I principi consolidati in materia di rito ordinario di cognizione sono estesi anche al rito del lavoro ed al meccanismo di decisione di cui all’art. 429 c.p.c.

La Corte, infatti, sottolinea che l’onere di comunicazione di cui all’art. 430 c.p.c. si riferisce ormai, dopo le modifiche operate dal d.l. 112/2008, esclusivamente alle ipotesi di lettura in udienza del solo dispositivo.

Non essendo indispensabile la comunicazione della sentenza, potrebbe ipotizzarsi che la fase dell’udienza in cui il giudice dispone per la prosecuzione del giudizio sia già essa stessa una nuova e diversa udienza ai sensi dell’art. 340 c.p.c.

Questa tesi, volta a valorizzare la autonomia delle due fasi dell’udienza, pare alla Corte eccessivamente pregiudizievole per la parte onerata, alla quale occorre comunque riservare un congruo spatium deliberandi.

La proposizione della riserva di appello, ad esempio, implica la rinuncia alla impugnazione immediata, fatta salva l’eventuale proposizione di quest’ultima ad opera di altra parte parzialmente soccombente.

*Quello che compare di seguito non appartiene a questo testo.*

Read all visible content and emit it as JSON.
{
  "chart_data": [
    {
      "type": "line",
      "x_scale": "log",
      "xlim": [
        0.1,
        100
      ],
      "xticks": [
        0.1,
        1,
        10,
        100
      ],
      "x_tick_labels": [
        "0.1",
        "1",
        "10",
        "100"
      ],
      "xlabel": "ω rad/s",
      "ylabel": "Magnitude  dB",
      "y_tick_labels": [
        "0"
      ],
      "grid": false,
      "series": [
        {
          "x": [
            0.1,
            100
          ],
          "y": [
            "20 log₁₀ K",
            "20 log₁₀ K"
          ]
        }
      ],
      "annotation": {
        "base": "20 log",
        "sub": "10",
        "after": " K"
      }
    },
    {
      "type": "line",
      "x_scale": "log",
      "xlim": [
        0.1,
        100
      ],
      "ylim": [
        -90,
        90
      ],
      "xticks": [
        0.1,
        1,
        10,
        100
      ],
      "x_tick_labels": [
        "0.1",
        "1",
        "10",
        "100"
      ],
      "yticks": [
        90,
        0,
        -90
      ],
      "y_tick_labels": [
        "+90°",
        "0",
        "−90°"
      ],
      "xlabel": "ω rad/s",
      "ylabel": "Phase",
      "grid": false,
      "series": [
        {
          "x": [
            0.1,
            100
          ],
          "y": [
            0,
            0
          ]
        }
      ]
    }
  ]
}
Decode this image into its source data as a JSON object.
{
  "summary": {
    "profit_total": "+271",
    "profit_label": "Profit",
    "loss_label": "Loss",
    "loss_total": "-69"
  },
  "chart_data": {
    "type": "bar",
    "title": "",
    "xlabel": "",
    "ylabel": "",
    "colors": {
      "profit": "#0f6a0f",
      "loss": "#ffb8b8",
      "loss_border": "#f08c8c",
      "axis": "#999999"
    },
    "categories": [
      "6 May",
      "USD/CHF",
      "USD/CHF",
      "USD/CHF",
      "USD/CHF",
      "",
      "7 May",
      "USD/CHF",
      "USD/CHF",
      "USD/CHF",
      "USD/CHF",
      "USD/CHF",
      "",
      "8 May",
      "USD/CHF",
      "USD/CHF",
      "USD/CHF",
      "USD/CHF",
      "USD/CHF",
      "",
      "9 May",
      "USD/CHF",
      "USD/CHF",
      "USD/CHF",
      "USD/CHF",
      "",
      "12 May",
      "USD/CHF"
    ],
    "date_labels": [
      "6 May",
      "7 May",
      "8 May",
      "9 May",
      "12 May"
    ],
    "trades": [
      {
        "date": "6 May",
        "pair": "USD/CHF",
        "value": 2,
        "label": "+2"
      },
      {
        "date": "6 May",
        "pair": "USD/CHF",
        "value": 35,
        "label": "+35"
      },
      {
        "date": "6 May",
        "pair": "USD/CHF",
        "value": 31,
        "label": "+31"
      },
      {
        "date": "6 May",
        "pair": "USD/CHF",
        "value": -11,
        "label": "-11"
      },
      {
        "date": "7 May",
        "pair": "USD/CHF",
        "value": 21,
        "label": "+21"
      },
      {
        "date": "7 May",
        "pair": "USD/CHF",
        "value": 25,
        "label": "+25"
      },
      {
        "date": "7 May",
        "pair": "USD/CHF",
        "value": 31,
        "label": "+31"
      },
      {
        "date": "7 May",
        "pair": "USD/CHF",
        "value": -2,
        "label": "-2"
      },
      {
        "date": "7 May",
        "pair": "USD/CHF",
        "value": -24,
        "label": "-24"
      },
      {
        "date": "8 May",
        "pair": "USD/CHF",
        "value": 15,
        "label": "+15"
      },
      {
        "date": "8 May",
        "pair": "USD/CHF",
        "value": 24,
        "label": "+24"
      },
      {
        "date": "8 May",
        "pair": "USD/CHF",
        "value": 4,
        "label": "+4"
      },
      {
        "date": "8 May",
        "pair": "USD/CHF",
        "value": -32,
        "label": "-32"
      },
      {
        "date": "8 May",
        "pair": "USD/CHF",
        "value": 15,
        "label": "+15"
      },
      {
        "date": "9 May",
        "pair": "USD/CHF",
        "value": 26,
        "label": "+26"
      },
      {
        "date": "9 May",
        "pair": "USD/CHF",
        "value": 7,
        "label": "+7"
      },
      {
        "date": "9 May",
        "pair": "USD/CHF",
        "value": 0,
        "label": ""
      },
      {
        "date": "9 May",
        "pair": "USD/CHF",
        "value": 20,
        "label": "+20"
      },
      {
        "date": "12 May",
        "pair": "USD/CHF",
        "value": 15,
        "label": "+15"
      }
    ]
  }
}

La preclusione dopo la riserva di impugnazione differita, del resto, è principio affermato in un indirizzo costante della giurisprudenza di legittimità (già Cass., sez. un., 9 marzo 1982 n. 1498; di recente: Cass., 21 settembre 2015, n. 18498, la quale precisa che nonostante l’impugnazione immediata di una sentenza non definitiva di cui la parte si sia riservata l’impugnazione differita sia inammissibile, essa non preclude, dopo la sentenza definitiva, l’esercizio del potere di impugnare anche quella non definitiva), né può ritenersi superata dalla proposizione dell’appello incidentale da parte della appellata.